While this Court appreciates the distinctions and clear differences between Plaintiffs’ complaint here, and the claims brought in Ambac, many of the questions presented on appeal in Ambac either directly overlap with or significantly bear on the determinations this Court will have to make in deciding any dispositive briefing in this proceeding.
If there are “distinctions and clear differences between Plaintiffs’ complaint here, and the claims brought in Ambac” why grant the motion? For Judge Swain clearly states that is not the norm, especially when there are issues that will have to be decided in this case irrespective of what the First Circuit decides. My opinion, however, is of no importance. Judge Swain’s opinion is what counts.
On the Utier challenge to the Board’s appointment, essentially the same argument that Aurelius made, unsurprisingly Judge Swain dismissed the complaint. The next day, Utier filed their notice of appeal. I am sure the union’s counsel will hustle to see if it can join the Aurelius oral argument presently set for September 10, 2018. Irrespective, that is going to be an epic argument. Wish I were there.
In the Pinto Lugo v.
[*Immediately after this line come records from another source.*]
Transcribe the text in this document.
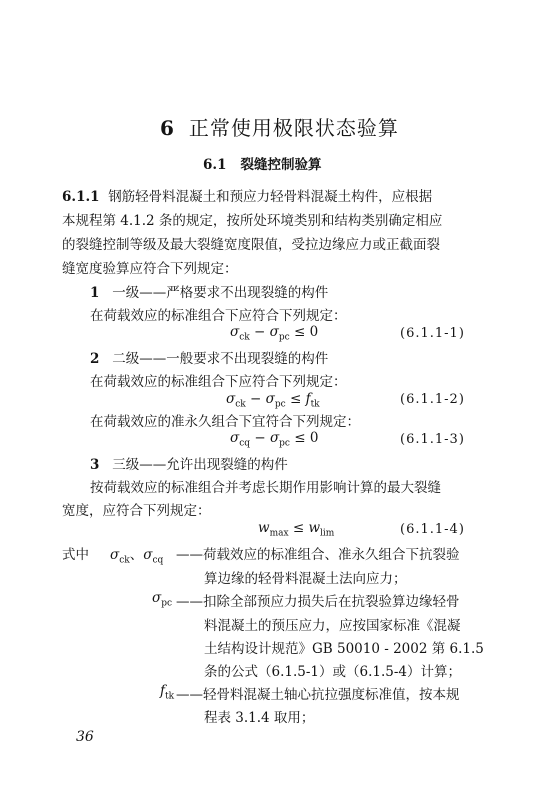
6 正常使用极限状态验算
6.1 裂缝控制验算
6.1.1 钢筋轻骨料混凝土和预应力轻骨料混凝土构件，应根据
本规程第 4.1.2 条的规定，按所处环境类别和结构类别确定相应
的裂缝控制等级及最大裂缝宽度限值，受拉边缘应力或正截面裂
缝宽度验算应符合下列规定：
1 一级——严格要求不出现裂缝的构件
在荷载效应的标准组合下应符合下列规定：
$\sigma_{ck} - \sigma_{pc} \le 0$	(6.1.1-1)
2 二级——一般要求不出现裂缝的构件
在荷载效应的标准组合下应符合下列规定：
$\sigma_{ck} - \sigma_{pc} \le f_{tk}$	(6.1.1-2)
在荷载效应的准永久组合下宜符合下列规定：
$\sigma_{cq} - \sigma_{pc} \le 0$	(6.1.1-3)
3 三级——允许出现裂缝的构件
按荷载效应的标准组合并考虑长期作用影响计算的最大裂缝
宽度，应符合下列规定：
$w_{max} \le w_{lim}$	(6.1.1-4)
式中 $\sigma_{ck}$、$\sigma_{cq}$ ——荷载效应的标准组合、准永久组合下抗裂验
算边缘的轻骨料混凝土法向应力；
$\sigma_{pc}$ ——扣除全部预应力损失后在抗裂验算边缘轻骨
料混凝土的预压应力，应按国家标准《混凝
土结构设计规范》GB 50010 - 2002 第 6.1.5
条的公式（6.1.5-1）或（6.1.5-4）计算；
$f_{tk}$ ——轻骨料混凝土轴心抗拉强度标准值，按本规
程表 3.1.4 取用；
36
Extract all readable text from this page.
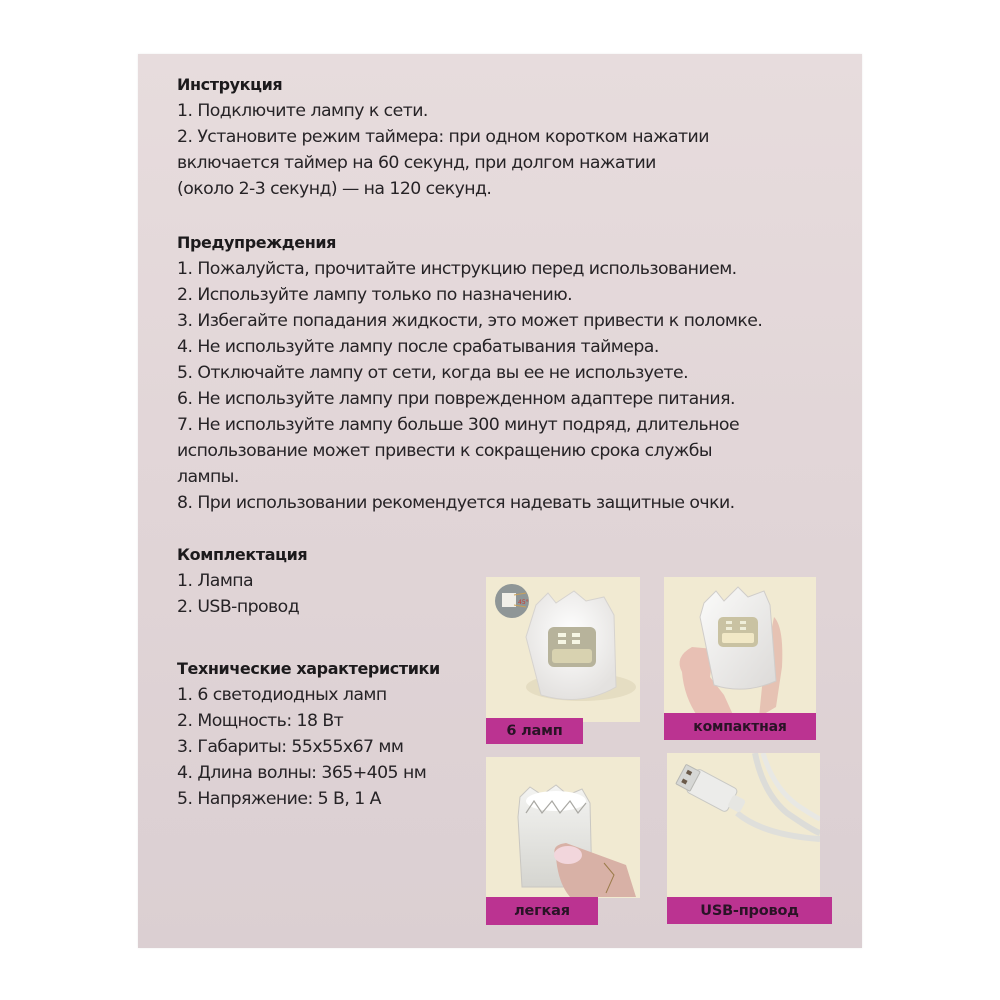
Инструкция
1. Подключите лампу к сети.
2. Установите режим таймера: при одном коротком нажатии
включается таймер на 60 секунд, при долгом нажатии
(около 2-3 секунд) — на 120 секунд.
Предупреждения
1. Пожалуйста, прочитайте инструкцию перед использованием.
2. Используйте лампу только по назначению.
3. Избегайте попадания жидкости, это может привести к поломке.
4. Не используйте лампу после срабатывания таймера.
5. Отключайте лампу от сети, когда вы ее не используете.
6. Не используйте лампу при поврежденном адаптере питания.
7. Не используйте лампу больше 300 минут подряд, длительное
использование может привести к сокращению срока службы
лампы.
8. При использовании рекомендуется надевать защитные очки.
Комплектация
1. Лампа
2. USB-провод
Технические характеристики
1. 6 светодиодных ламп
2. Мощность: 18 Вт
3. Габариты: 55x55x67 мм
4. Длина волны: 365+405 нм
5. Напряжение: 5 В, 1 А
45°
6 ламп	компактная
легкая	USB-провод
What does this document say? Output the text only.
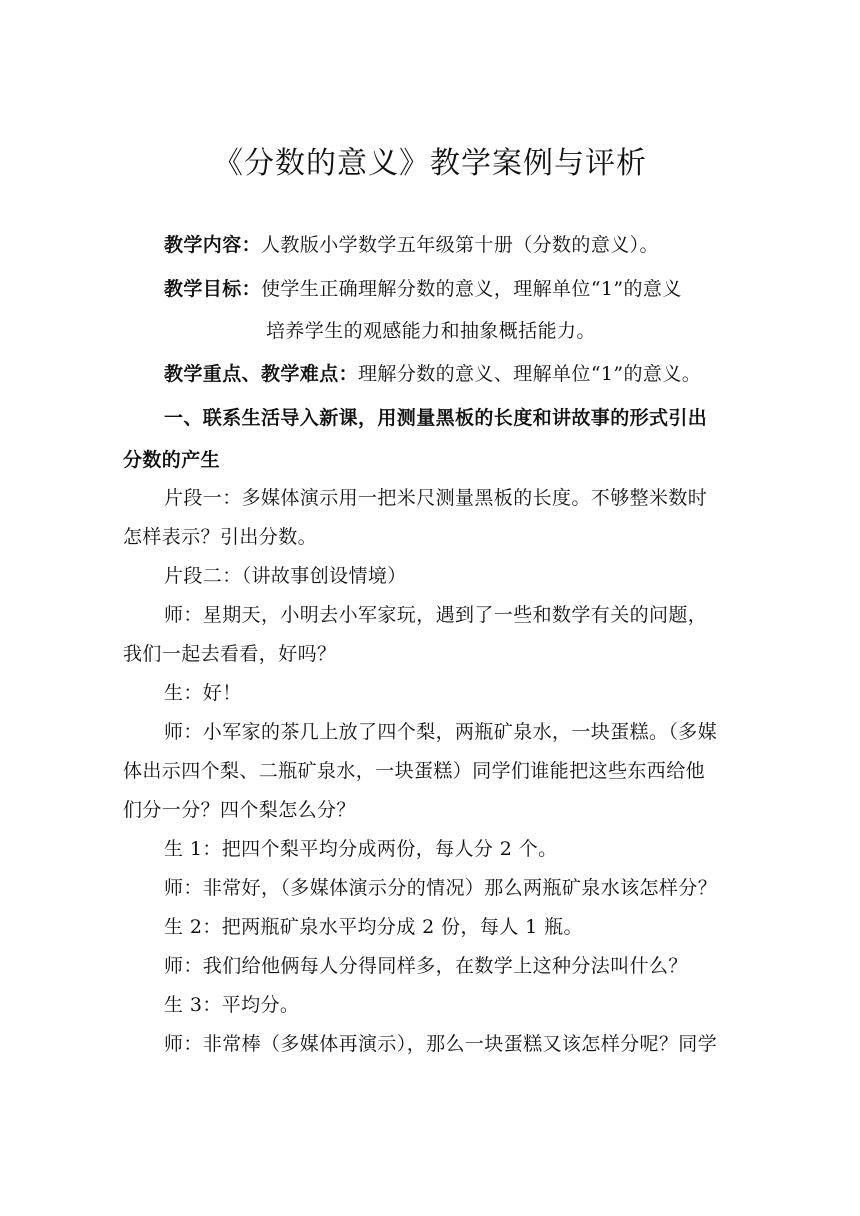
《分数的意义》教学案例与评析
教学内容：人教版小学数学五年级第十册（分数的意义）。
教学目标：使学生正确理解分数的意义，理解单位“1”的意义
培养学生的观感能力和抽象概括能力。
教学重点、教学难点：理解分数的意义、理解单位“1”的意义。
一、联系生活导入新课，用测量黑板的长度和讲故事的形式引出
分数的产生
片段一：多媒体演示用一把米尺测量黑板的长度。不够整米数时
怎样表示？引出分数。
片段二：（讲故事创设情境）
师：星期天，小明去小军家玩，遇到了一些和数学有关的问题，
我们一起去看看，好吗？
生：好！
师：小军家的茶几上放了四个梨，两瓶矿泉水，一块蛋糕。（多媒
体出示四个梨、二瓶矿泉水，一块蛋糕）同学们谁能把这些东西给他
们分一分？四个梨怎么分？
生 1：把四个梨平均分成两份，每人分 2 个。
师：非常好，（多媒体演示分的情况）那么两瓶矿泉水该怎样分？
生 2：把两瓶矿泉水平均分成 2 份，每人 1 瓶。
师：我们给他俩每人分得同样多，在数学上这种分法叫什么？
生 3：平均分。
师：非常棒（多媒体再演示），那么一块蛋糕又该怎样分呢？同学
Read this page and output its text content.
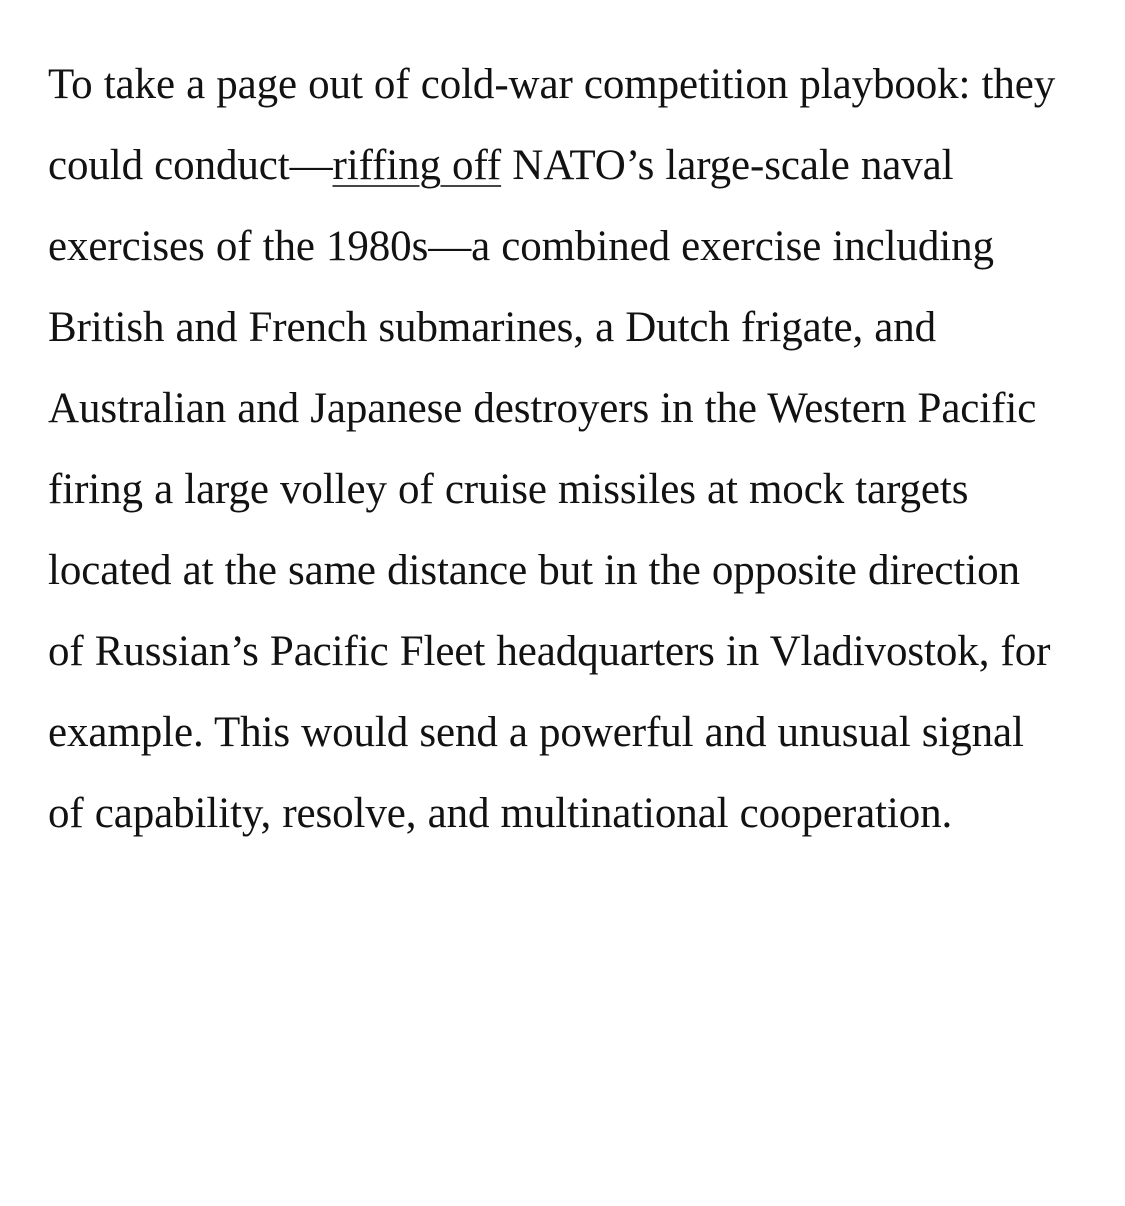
To take a page out of cold-war competition playbook: they could conduct—riffing off NATO’s large-scale naval exercises of the 1980s—a combined exercise including British and French submarines, a Dutch frigate, and Australian and Japanese destroyers in the Western Pacific firing a large volley of cruise missiles at mock targets located at the same distance but in the opposite direction of Russian’s Pacific Fleet headquarters in Vladivostok, for example. This would send a powerful and unusual signal of capability, resolve, and multinational cooperation.
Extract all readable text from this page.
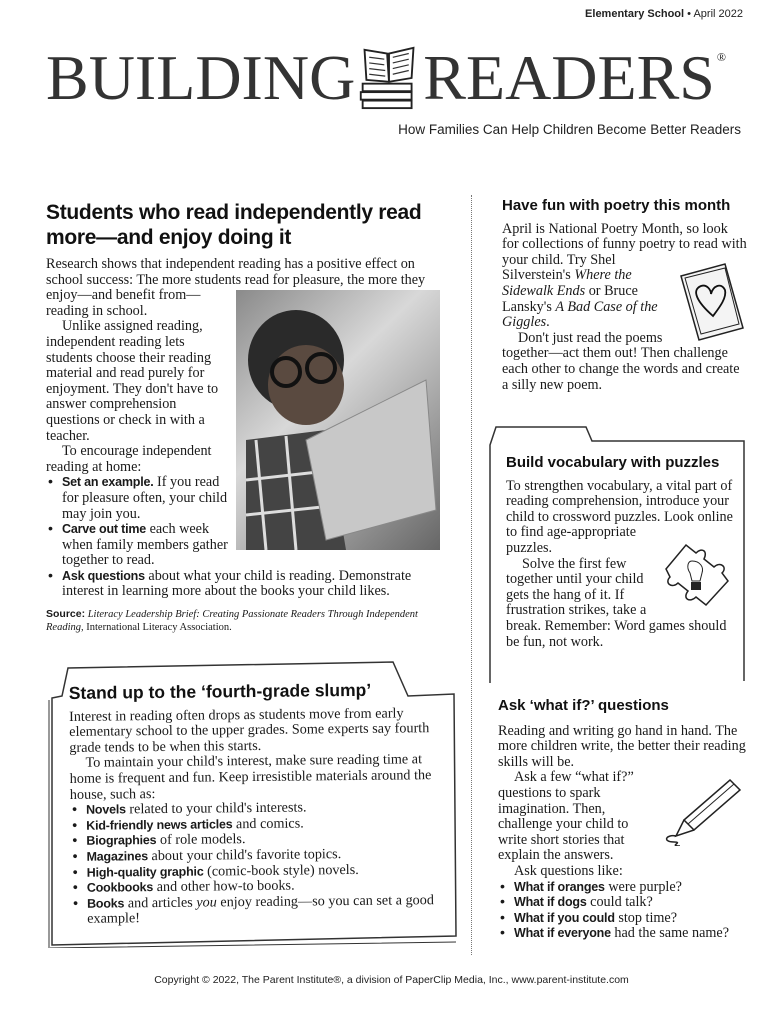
Elementary School • April 2022
BUILDING READERS ®
How Families Can Help Children Become Better Readers
Students who read independently read more—and enjoy doing it

Research shows that independent reading has a positive effect on school success: The more students read for pleasure, the more they enjoy—and benefit from—reading in school.

Unlike assigned reading, independent reading lets students choose their reading material and read purely for enjoyment. They don't have to answer comprehension questions or check in with a teacher.

To encourage independent reading at home:

• Set an example. If you read for pleasure often, your child may join you.
• Carve out time each week when family members gather together to read.
• Ask questions about what your child is reading. Demonstrate interest in learning more about the books your child likes.
Source: Literacy Leadership Brief: Creating Passionate Readers Through Independent Reading, International Literacy Association.
Stand up to the ‘fourth-grade slump’

Interest in reading often drops as students move from early elementary school to the upper grades. Some experts say fourth grade tends to be when this starts.

To maintain your child's interest, make sure reading time at home is frequent and fun. Keep irresistible materials around the house, such as:

• Novels related to your child's interests.
• Kid-friendly news articles and comics.
• Biographies of role models.
• Magazines about your child's favorite topics.
• High-quality graphic (comic-book style) novels.
• Cookbooks and other how-to books.
• Books and articles you enjoy reading—so you can set a good example!
Have fun with poetry this month

April is National Poetry Month, so look for collections of funny poetry to read with your child. Try Shel Silverstein's Where the Sidewalk Ends or Bruce Lansky's A Bad Case of the Giggles.

Don't just read the poems together—act them out! Then challenge each other to change the words and create a silly new poem.

Build vocabulary with puzzles

To strengthen vocabulary, a vital part of reading comprehension, introduce your child to crossword puzzles. Look online to find age-appropriate puzzles.

Solve the first few together until your child gets the hang of it. If frustration strikes, take a break. Remember: Word games should be fun, not work.

Ask ‘what if?’ questions

Reading and writing go hand in hand. The more children write, the better their reading skills will be.

Ask a few “what if?” questions to spark imagination. Then, challenge your child to write short stories that explain the answers.

Ask questions like:

• What if oranges were purple?
• What if dogs could talk?
• What if you could stop time?
• What if everyone had the same name?
Copyright © 2022, The Parent Institute®, a division of PaperClip Media, Inc., www.parent-institute.com
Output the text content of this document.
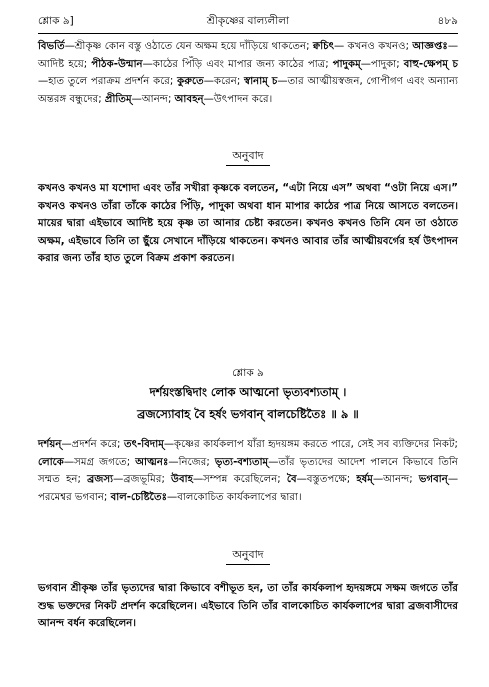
শ্লোক ৯]	শ্রীকৃষ্ণের বাল্যলীলা	৪৮৯
বিভর্তি—শ্রীকৃষ্ণ কোন বস্তু ওঠাতে যেন অক্ষম হয়ে দাঁড়িয়ে থাকতেন; ক্বচিৎ— কখনও কখনও; আজ্ঞপ্তঃ—আদিষ্ট হয়ে; পীঠক-উন্মান—কাঠের পিঁড়ি এবং মাপার জন্য কাঠের পাত্র; পাদুকম্—পাদুকা; বাহু-ক্ষেপম্ চ—হাত তুলে পরাক্রম প্রদর্শন করে; কুরুতে—করেন; স্বানাম্ চ—তার আত্মীয়স্বজন, গোপীগণ এবং অন্যান্য অন্তরঙ্গ বন্ধুদের; প্রীতিম্—আনন্দ; আবহন্—উৎপাদন করে।
অনুবাদ
কখনও কখনও মা যশোদা এবং তাঁর সখীরা কৃষ্ণকে বলতেন, “এটা নিয়ে এস” অথবা “ওটা নিয়ে এস।” কখনও কখনও তাঁরা তাঁকে কাঠের পিঁড়ি, পাদুকা অথবা ধান মাপার কাঠের পাত্র নিয়ে আসতে বলতেন। মায়ের দ্বারা এইভাবে আদিষ্ট হয়ে কৃষ্ণ তা আনার চেষ্টা করতেন। কখনও কখনও তিনি যেন তা ওঠাতে অক্ষম, এইভাবে তিনি তা ছুঁয়ে সেখানে দাঁড়িয়ে থাকতেন। কখনও আবার তাঁর আত্মীয়বর্গের হর্ষ উৎপাদন করার জন্য তাঁর হাত তুলে বিক্রম প্রকাশ করতেন।
শ্লোক ৯
দর্শয়ংস্তদ্বিদাং লোক আত্মনো ভৃত্যবশ্যতাম্ ।
ব্রজস্যোবাহ বৈ হর্ষং ভগবান্ বালচেষ্টিতৈঃ ॥ ৯ ॥
দর্শয়ন্—প্রদর্শন করে; তৎ-বিদাম্—কৃষ্ণের কার্যকলাপ যাঁরা হৃদয়ঙ্গম করতে পারে, সেই সব ব্যক্তিদের নিকট; লোকে—সমগ্র জগতে; আত্মনঃ—নিজের; ভৃত্য-বশ্যতাম্—তাঁর ভৃত্যদের আদেশ পালনে কিভাবে তিনি সম্মত হন; ব্রজস্য—ব্রজভূমির; উবাহ—সম্পন্ন করেছিলেন; বৈ—বস্তুতপক্ষে; হর্ষম্—আনন্দ; ভগবান্—পরমেশ্বর ভগবান; বাল-চেষ্টিতৈঃ—বালকোচিত কার্যকলাপের দ্বারা।
অনুবাদ
ভগবান শ্রীকৃষ্ণ তাঁর ভৃত্যদের দ্বারা কিভাবে বশীভূত হন, তা তাঁর কার্যকলাপ হৃদয়ঙ্গমে সক্ষম জগতে তাঁর শুদ্ধ ভক্তদের নিকট প্রদর্শন করেছিলেন। এইভাবে তিনি তাঁর বালকোচিত কার্যকলাপের দ্বারা ব্রজবাসীদের আনন্দ বর্ধন করেছিলেন।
USA, a hodgepodge of legal claims, the USA filed a motion to dismiss challenging standing and the actual causes of action, saying among other things that “[t]here Is No Private Right of Action under the Declaration of Independence.” I expect this complaint to be dismissed as it is another attempt by those who refuse to understand or accept Congressional power over Puerto Rico.
As expected the Legislature filed a notice of appeal from the dismissal of their complaint. Once this was done, Governor Rosselló, who is at odds with Senate President Thomas Rivera Schatz, vowed he would also appeal. As of August 19, 2018, he had not, nor requested leave to do so.
This summary is merely what I believe are the more salient motions and decisions in the cases. I receive an average of 20 filings each day so it would be impossible to summarize everything. If you have legal interest in these cases, I urge you to hire an attorney to represent you.